Kiana Johnson

No. 3 – BC Minsk
- Position: Point guard
- League: Úrvalsdeild kvenna

Personal information
- Born: August 23, 1993 (age 32) Chicago, Illinois
- Nationality: American
- Listed height: 173 cm (5 ft 8 in)
- Listed weight: 63 kg (139 lb)

Career information
- High school: Whitney Young (Chicago, Illinois)
- College: Michigan State (2011–2014) Virginia Union (2015–2016)
- Playing career: 2016–present
- Number: 3
- Coaching career: 2022–present

Career history

Playing
- 2016–2017: Forssan Alku
- 2017–2018: Tapiolan Honka
- 2018–2019: KR
- 2019–2021: Valur
- 2022: Societa Sportiva Bocca
- 2022–2023: Valur
- 2023–present: BC Minsk

Coaching
- 2022–2023: Valur (assistant)

Career highlights
- As player: 2×Icelandic champion (2021, 2023); Icelandic Super Cup (2019); NCAA DII Player of the Year (2016); Big Ten All-Freshman Team (2012); Úrvalsdeild Playoffs MVP (2023); 2× Úrvalsdeild kvenna assist leader (2020, 2023); As assistant coach: Icelandic champion (2023);

= Kiana Johnson =

American basketball player

Kiana Johnson (born August 23, 1993) is an American professional basketball player for Belarusian club BC Minsk. She played college basketball for Michigan State and Virginia Union, where she was named the NCAA DII Player of the Year in 2016. In 2021 and 2023, she won the Icelandic championship as a member of Valur.

==College career==
Johnson started her college career with Michigan State in 2011. She transferred to Virginia Union in 2014 and sat out the 2014–2015 season due to NCAA Transfer Rules. During the 2015–2016 season, Johnson averaged 29.3 points and 8.7 assists, and was named the NCAA Division II women's basketball tournament Player of the Year.

==Playing career==
In 2016, Johnson signed with Forssan Alku of the Finnish Naisten Korisliiga. For the season she averaged 18.9 points and 5.8 assists per game.
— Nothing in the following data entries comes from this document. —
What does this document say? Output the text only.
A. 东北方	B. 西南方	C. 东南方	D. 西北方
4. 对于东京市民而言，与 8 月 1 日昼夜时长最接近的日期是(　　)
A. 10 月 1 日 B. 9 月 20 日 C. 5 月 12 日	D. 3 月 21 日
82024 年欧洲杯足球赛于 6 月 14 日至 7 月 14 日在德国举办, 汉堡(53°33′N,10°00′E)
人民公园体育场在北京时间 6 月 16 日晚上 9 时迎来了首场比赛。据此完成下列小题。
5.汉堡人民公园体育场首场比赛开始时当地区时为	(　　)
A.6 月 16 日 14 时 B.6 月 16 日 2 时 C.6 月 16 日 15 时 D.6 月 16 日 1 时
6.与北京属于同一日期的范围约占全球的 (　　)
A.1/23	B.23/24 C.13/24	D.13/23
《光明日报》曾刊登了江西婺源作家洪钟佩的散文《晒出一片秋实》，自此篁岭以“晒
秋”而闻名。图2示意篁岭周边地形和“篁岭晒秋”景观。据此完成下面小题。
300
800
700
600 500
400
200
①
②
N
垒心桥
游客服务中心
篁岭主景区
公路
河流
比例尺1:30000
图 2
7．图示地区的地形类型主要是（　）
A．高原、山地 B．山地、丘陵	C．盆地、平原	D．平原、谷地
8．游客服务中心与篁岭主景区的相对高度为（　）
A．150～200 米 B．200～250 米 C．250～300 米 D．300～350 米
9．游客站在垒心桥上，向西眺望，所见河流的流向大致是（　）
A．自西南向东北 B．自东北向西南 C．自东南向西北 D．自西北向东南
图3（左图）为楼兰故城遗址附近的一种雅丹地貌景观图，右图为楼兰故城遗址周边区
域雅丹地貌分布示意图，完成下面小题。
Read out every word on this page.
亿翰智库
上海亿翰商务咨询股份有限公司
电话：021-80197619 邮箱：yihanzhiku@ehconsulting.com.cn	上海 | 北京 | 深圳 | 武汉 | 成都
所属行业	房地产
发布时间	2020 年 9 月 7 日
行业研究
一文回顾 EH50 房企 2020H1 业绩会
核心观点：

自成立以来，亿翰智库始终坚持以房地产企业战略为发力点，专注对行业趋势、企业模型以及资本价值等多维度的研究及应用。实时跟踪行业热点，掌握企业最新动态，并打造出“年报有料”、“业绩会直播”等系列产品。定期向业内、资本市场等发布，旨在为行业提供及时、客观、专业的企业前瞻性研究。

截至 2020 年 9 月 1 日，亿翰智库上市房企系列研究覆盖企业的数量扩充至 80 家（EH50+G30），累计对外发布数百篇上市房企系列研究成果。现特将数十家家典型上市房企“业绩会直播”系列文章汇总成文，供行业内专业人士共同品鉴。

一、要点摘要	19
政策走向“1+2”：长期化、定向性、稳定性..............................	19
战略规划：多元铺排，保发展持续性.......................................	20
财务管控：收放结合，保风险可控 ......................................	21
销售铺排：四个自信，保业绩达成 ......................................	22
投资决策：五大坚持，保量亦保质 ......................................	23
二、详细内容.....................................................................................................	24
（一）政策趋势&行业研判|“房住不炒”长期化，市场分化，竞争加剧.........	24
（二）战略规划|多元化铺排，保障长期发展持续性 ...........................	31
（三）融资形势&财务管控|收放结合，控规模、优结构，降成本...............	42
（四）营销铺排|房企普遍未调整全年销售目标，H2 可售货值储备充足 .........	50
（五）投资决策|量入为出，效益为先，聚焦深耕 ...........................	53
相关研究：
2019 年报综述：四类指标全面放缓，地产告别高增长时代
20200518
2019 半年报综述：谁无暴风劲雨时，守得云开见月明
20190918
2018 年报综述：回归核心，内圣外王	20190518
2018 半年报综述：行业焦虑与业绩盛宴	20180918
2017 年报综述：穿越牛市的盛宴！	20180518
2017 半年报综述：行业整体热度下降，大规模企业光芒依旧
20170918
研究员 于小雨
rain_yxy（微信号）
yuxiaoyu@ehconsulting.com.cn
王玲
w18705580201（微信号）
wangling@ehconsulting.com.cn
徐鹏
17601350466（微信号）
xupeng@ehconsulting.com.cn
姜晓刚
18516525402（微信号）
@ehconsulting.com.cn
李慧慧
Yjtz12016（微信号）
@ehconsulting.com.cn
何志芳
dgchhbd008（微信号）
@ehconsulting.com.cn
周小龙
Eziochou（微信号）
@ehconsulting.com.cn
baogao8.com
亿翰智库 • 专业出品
She remained in Finland the following season, signing with Tapiolan Honka. In 33 games, Johnson averaged 17.1 points and 5.5 assists per game.

In 2018, Johnson signed with KR of the Icelandic Úrvalsdeild kvenna. On February 6, 2019, Kiana scored 50 points in a 102–81 victory against Breiðablik along with 16 rebounds and 10 assists. For the season, she averaged 23.2 points, 10.4 rebounds, 7.3 assists and 3.4 steals.

In July 2019, Johnson signed with reigning Úrvalsdeild champions Valur. Valur opened the 2019–20 season by defeating Keflavík, 105–81, in the annual Icelandic Super Cup where Johnson posted 14 points, 6 rebounds, 5 assists and game-high 6 steals. In the Úrvalsdeild, she averaged 22.8 points, 8.0 rebounds and a league leading 8.2 assists per game. However, the last three games of the season and the whole playoffs were canceled due to the coronavirus pandemic in Iceland with Valur being named Divisional champions (Icelandic: Deildarmeistarar) for having the best record at the time but no national champions were crowned.

On 2 June 2021, she won the national championship after Valur beat Haukar 3–0 in the Úrvalsdeild finals.

After playing for Societa Sportiva Bocca in Venezuela, Johnson returned to Iceland and signed again with Valur in June 2022. During the regular season, she averaged 19.9 points, 7.3 rebounds and league leading 7.9 assists per game. On 26 October 2022, she scored a season high 30 points. On 28 April 2023, she won her second Icelandic championship after Valur defeated top-seeded Keflavík in the Úrvalsdeild finals, 3–1, with Johnson being named the Playoffs MVP.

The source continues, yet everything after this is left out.